For a male client with hyperglycemia, which assessment finding best supports a nursing diagnosis of Deficient Fluid Volume?
    A. Cool, clammy skin
    B. Distended neck veins
    C. Increased urine osmolarity
    D. Decreased serum sodium level

Correct Answer: C. Increased urine osmolarity

In hyperglycemia, urine osmolarity (the measurement of dissolved particles in the urine) increases as glucose particles move into the urine. The client experiences glycosuria and polyuria, losing body fluids, and experiencing fluid volume deficit. Cool, clammy skin; distended neck veins; and a decreased serum sodium level are signs of fluid volume excess, the opposite imbalance.
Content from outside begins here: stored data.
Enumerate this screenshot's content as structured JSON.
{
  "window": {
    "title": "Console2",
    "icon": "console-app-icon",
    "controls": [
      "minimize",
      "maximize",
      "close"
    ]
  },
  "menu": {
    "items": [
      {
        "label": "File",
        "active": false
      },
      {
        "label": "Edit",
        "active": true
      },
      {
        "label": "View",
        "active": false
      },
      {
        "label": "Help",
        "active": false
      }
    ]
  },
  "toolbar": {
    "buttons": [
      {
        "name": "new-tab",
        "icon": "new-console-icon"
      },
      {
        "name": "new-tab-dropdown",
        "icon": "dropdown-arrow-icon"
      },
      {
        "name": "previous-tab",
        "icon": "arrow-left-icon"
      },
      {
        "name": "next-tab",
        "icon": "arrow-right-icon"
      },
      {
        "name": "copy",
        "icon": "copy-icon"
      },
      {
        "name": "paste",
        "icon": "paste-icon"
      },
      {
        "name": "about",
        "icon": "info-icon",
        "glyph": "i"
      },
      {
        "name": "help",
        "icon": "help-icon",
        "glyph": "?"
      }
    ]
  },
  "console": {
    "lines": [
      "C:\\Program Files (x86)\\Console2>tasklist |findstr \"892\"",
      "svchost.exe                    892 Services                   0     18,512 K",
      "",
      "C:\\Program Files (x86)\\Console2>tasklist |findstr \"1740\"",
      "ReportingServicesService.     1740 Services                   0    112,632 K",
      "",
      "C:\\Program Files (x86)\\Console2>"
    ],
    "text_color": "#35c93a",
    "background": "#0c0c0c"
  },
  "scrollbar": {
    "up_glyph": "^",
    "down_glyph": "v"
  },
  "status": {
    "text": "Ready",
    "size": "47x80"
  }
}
Option A: The physical examination can reveal signs of hypovolemia like hypotension, tachycardia, and dry mucous membranes. When evaluating a patient for hyperglycemia, the focus should be on the patient’s cardiorespiratory status, mental status, and volume status.
Option B: Patients with diabetic ketoacidosis may present with nausea, vomiting, and abdominal pain in addition to the above symptoms. They also may have a fruity odor to their breath and have rapid shallow respirations, reflecting compensatory hyperventilation for the acidosis.
Option D: Symptoms of severe hyperglycemia include polyuria, polydipsia, and weight loss. As the patient’s blood glucose increases, neurologic symptoms can develop. The patient may experience lethargy, focal neurologic deficits, or altered mental status. The patient can progress to a comatose state.